34 Apportionment requires an evaluation of the causative potency of the plaintiff's contributory negligence, and that of the negligence of the relevant defendants. It also requires an evaluation of the relative culpability of the parties, namely the degree to which their conduct departed from the standard of care of the reasonable man: Barisic v Devenport (above) at 140-1 per Samuels JA.
35 In my judgment the defendants' breaches of duty and the plaintiff's failure to take reasonable care for his own safety had equal causative potency because all were operative when control of the vehicle was lost. However the RTA's negligence in failing to reduce the speed limit and erect a warning (slippery when wet) sign also contributed to the plaintiff's excessive speed.
36 The culpability of the parties also differed. The plaintiff should not have exceeded the advisory speed in wet conditions on a tight corner marked by three chevron signs but the RTA had not reduced the speed limit to 80 kph or warned him that the curve was slippery when wet. The RTA alone knew that the road surface provided inadequate friction, that it was slippery when wet, and dangerous in wet conditions above 80 kph. The plaintiff did not know that the rear tyres were bald, but the deceased ought to have known this. His culpability in ignoring an advisory speed sign for a tight corner in wet conditions was significantly less than it would have been if he exceeded the speed limit and ignored a warning sign.

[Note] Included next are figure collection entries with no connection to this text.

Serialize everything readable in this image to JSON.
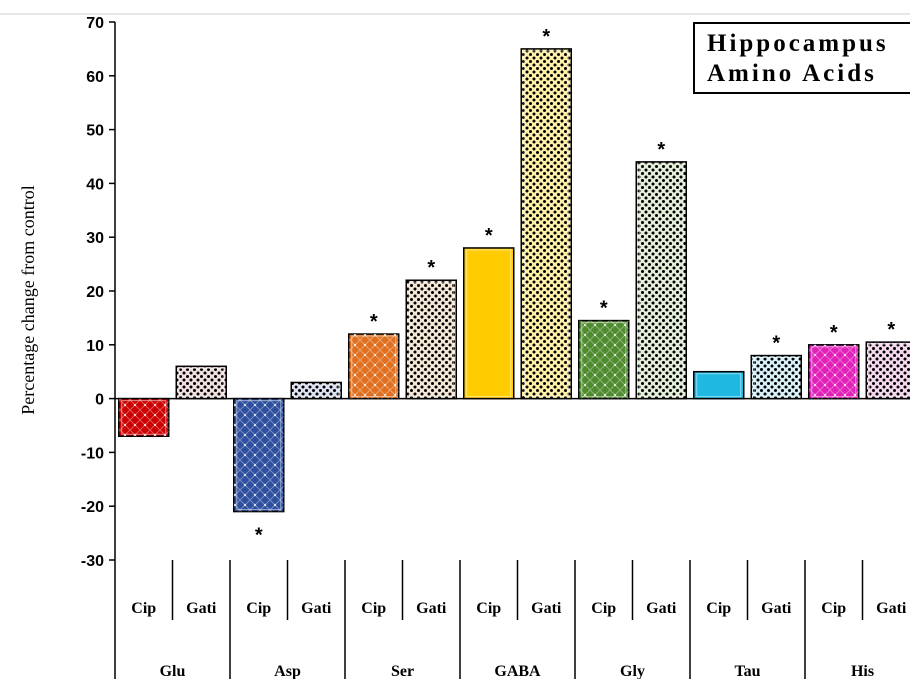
{
  "chart_data": {
    "type": "bar",
    "title": [
      "Hippocampus",
      "Amino Acids"
    ],
    "ylabel": "Percentage change from control",
    "ylim": [
      -30,
      70
    ],
    "yticks": [
      70,
      60,
      50,
      40,
      30,
      20,
      10,
      0,
      -10,
      -20,
      -30
    ],
    "groups": [
      "Glu",
      "Asp",
      "Ser",
      "GABA",
      "Gly",
      "Tau",
      "His"
    ],
    "subcategories": [
      "Cip",
      "Gati"
    ],
    "bars": [
      {
        "group": "Glu",
        "drug": "Cip",
        "value": -7,
        "significant": false,
        "color": "#cc0000",
        "pattern": "diamond"
      },
      {
        "group": "Glu",
        "drug": "Gati",
        "value": 6,
        "significant": false,
        "color": "#f0e0e0",
        "pattern": "dots"
      },
      {
        "group": "Asp",
        "drug": "Cip",
        "value": -21,
        "significant": true,
        "color": "#2d4f9e",
        "pattern": "diamond"
      },
      {
        "group": "Asp",
        "drug": "Gati",
        "value": 3,
        "significant": false,
        "color": "#dde3f2",
        "pattern": "dots"
      },
      {
        "group": "Ser",
        "drug": "Cip",
        "value": 12,
        "significant": true,
        "color": "#e07020",
        "pattern": "diamond"
      },
      {
        "group": "Ser",
        "drug": "Gati",
        "value": 22,
        "significant": true,
        "color": "#f5e6d6",
        "pattern": "dots"
      },
      {
        "group": "GABA",
        "drug": "Cip",
        "value": 28,
        "significant": true,
        "color": "#ffcc00",
        "pattern": "solid"
      },
      {
        "group": "GABA",
        "drug": "Gati",
        "value": 65,
        "significant": true,
        "color": "#fff2a8",
        "pattern": "dots"
      },
      {
        "group": "Gly",
        "drug": "Cip",
        "value": 14.5,
        "significant": true,
        "color": "#4e8a2e",
        "pattern": "diamond"
      },
      {
        "group": "Gly",
        "drug": "Gati",
        "value": 44,
        "significant": true,
        "color": "#e3efd8",
        "pattern": "dots"
      },
      {
        "group": "Tau",
        "drug": "Cip",
        "value": 5,
        "significant": false,
        "color": "#1fb8e0",
        "pattern": "solid"
      },
      {
        "group": "Tau",
        "drug": "Gati",
        "value": 8,
        "significant": true,
        "color": "#d8f1f8",
        "pattern": "dots"
      },
      {
        "group": "His",
        "drug": "Cip",
        "value": 10,
        "significant": true,
        "color": "#e020b8",
        "pattern": "diamond"
      },
      {
        "group": "His",
        "drug": "Gati",
        "value": 10.5,
        "significant": true,
        "color": "#f5d8ee",
        "pattern": "dots"
      }
    ],
    "significance_marker": "*",
    "grid": false,
    "legend": "none"
  }
}
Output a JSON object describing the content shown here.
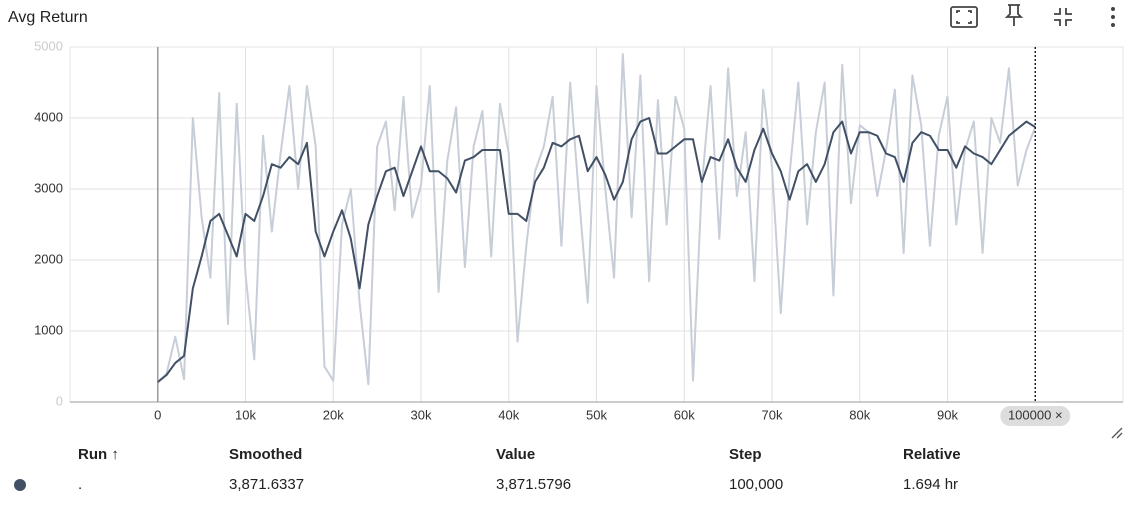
{
  "header": {
    "title": "Avg Return"
  },
  "chart_data": {
    "type": "line",
    "x": [
      0,
      1000,
      2000,
      3000,
      4000,
      5000,
      6000,
      7000,
      8000,
      9000,
      10000,
      11000,
      12000,
      13000,
      14000,
      15000,
      16000,
      17000,
      18000,
      19000,
      20000,
      21000,
      22000,
      23000,
      24000,
      25000,
      26000,
      27000,
      28000,
      29000,
      30000,
      31000,
      32000,
      33000,
      34000,
      35000,
      36000,
      37000,
      38000,
      39000,
      40000,
      41000,
      42000,
      43000,
      44000,
      45000,
      46000,
      47000,
      48000,
      49000,
      50000,
      51000,
      52000,
      53000,
      54000,
      55000,
      56000,
      57000,
      58000,
      59000,
      60000,
      61000,
      62000,
      63000,
      64000,
      65000,
      66000,
      67000,
      68000,
      69000,
      70000,
      71000,
      72000,
      73000,
      74000,
      75000,
      76000,
      77000,
      78000,
      79000,
      80000,
      81000,
      82000,
      83000,
      84000,
      85000,
      86000,
      87000,
      88000,
      89000,
      90000,
      91000,
      92000,
      93000,
      94000,
      95000,
      96000,
      97000,
      98000,
      99000,
      100000
    ],
    "series": [
      {
        "color": "#c8ced8",
        "values": [
          280,
          400,
          920,
          320,
          4000,
          2600,
          1750,
          4350,
          1100,
          4200,
          1800,
          600,
          3750,
          2400,
          3500,
          4450,
          3000,
          4450,
          3600,
          500,
          300,
          2500,
          3000,
          1400,
          250,
          3600,
          3950,
          2700,
          4300,
          2600,
          3050,
          4450,
          1550,
          3400,
          4150,
          1900,
          3600,
          4100,
          2050,
          4200,
          3500,
          850,
          2200,
          3250,
          3600,
          4300,
          2200,
          4500,
          2900,
          1400,
          4450,
          3000,
          1750,
          4900,
          2600,
          4600,
          1700,
          4250,
          2500,
          4300,
          3850,
          300,
          3050,
          4450,
          2300,
          4700,
          2900,
          3800,
          1700,
          4400,
          3300,
          1250,
          3200,
          4500,
          2500,
          3800,
          4500,
          1500,
          4750,
          2800,
          3900,
          3800,
          2900,
          3550,
          4400,
          2100,
          4600,
          3900,
          2200,
          3750,
          4300,
          2500,
          3550,
          3950,
          2100,
          4000,
          3650,
          4700,
          3050,
          3550,
          3871.58
        ]
      },
      {
        "color": "#425066",
        "values": [
          280,
          380,
          550,
          650,
          1600,
          2050,
          2550,
          2650,
          2350,
          2050,
          2650,
          2550,
          2900,
          3350,
          3300,
          3450,
          3350,
          3650,
          2400,
          2050,
          2400,
          2700,
          2300,
          1600,
          2500,
          2900,
          3250,
          3300,
          2900,
          3250,
          3600,
          3250,
          3250,
          3150,
          2950,
          3400,
          3450,
          3550,
          3550,
          3550,
          2650,
          2650,
          2550,
          3100,
          3300,
          3650,
          3600,
          3700,
          3750,
          3250,
          3450,
          3200,
          2850,
          3100,
          3700,
          3950,
          4000,
          3500,
          3500,
          3600,
          3700,
          3700,
          3100,
          3450,
          3400,
          3700,
          3300,
          3100,
          3550,
          3850,
          3500,
          3250,
          2850,
          3250,
          3350,
          3100,
          3350,
          3800,
          3950,
          3500,
          3800,
          3800,
          3750,
          3500,
          3450,
          3100,
          3650,
          3800,
          3750,
          3550,
          3550,
          3300,
          3600,
          3500,
          3450,
          3350,
          3550,
          3750,
          3850,
          3950,
          3871.63
        ]
      }
    ],
    "xlim": [
      -10000,
      110000
    ],
    "xticks": [
      0,
      {
        "value": 10000,
        "label": "10k"
      },
      {
        "value": 20000,
        "label": "20k"
      },
      {
        "value": 30000,
        "label": "30k"
      },
      {
        "value": 40000,
        "label": "40k"
      },
      {
        "value": 50000,
        "label": "50k"
      },
      {
        "value": 60000,
        "label": "60k"
      },
      {
        "value": 70000,
        "label": "70k"
      },
      {
        "value": 80000,
        "label": "80k"
      },
      {
        "value": 90000,
        "label": "90k"
      }
    ],
    "ylim": [
      0,
      5000
    ],
    "yticks": [
      0,
      1000,
      2000,
      3000,
      4000,
      5000
    ],
    "grid": true,
    "hover": {
      "value": 100000,
      "label": "100000 ×"
    }
  },
  "table": {
    "headers": [
      "Run ↑",
      "Smoothed",
      "Value",
      "Step",
      "Relative"
    ],
    "rows": [
      [
        ".",
        "3,871.6337",
        "3,871.5796",
        "100,000",
        "1.694 hr"
      ]
    ]
  }
}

In the circumstances I would apportion responsibility as between the plaintiff and the defendants 20:80.
37 The culpability of the RTA was much greater than that of the deceased because it knew of the problems at this corner but did nothing while it was not established that she was aware of the condition of her rear tyres. It was also partly responsible for the plaintiff's excessive speed. Nevertheless her neglect of duty to other road users, including the plaintiff, showed a marked departure from the standard of care of the reasonable vehicle owner. In the circumstances I would apportion responsibility between the RTA and the deceased in the proportion 75:25.
38 The RTA and AAMI are each entitled to verdicts but not judgments on their cross claims in accordance with the principles established in Andrews v Nominal Defendant (1962) 63 SR (NSW) 110.
39 The following orders should be made:
1. Appeal allowed.
2. Judgment in favour of the Plaintiff for $1,211,287.87 set aside.
3. Judgment in favour of Australian Associated Motor Insurers Ltd set aside.
4. Set aside the order that the second defendant pay the costs of the first defendant.
5. In lieu thereof substitute judgment for the plaintiff for $969,030.24 with costs against both defendants with effect from 28 November 2006.
6. On the first defendant's cross-claim verdict for the cross-claimant AAMI against the cross-defendant RTA for $726,772.68 and 75% of the costs of the plaintiff of the proceedings in the Common Law Division.
7. On the second defendant's cross-claim verdict for the RTA against AAMI for $242,257.56 and 25% of the costs of the plaintiff of the proceedings in the Common Law Division.
8. No order as to the costs of either cross-claimant of the proceedings on the cross-claim.
9. First and second respondents each to pay one-half of the appellant's costs of the appeal.
10. The first respondent is to have a certificate under the Suitors' Fund Act.
11. Liberty to apply in respect of any claim for indemnity costs.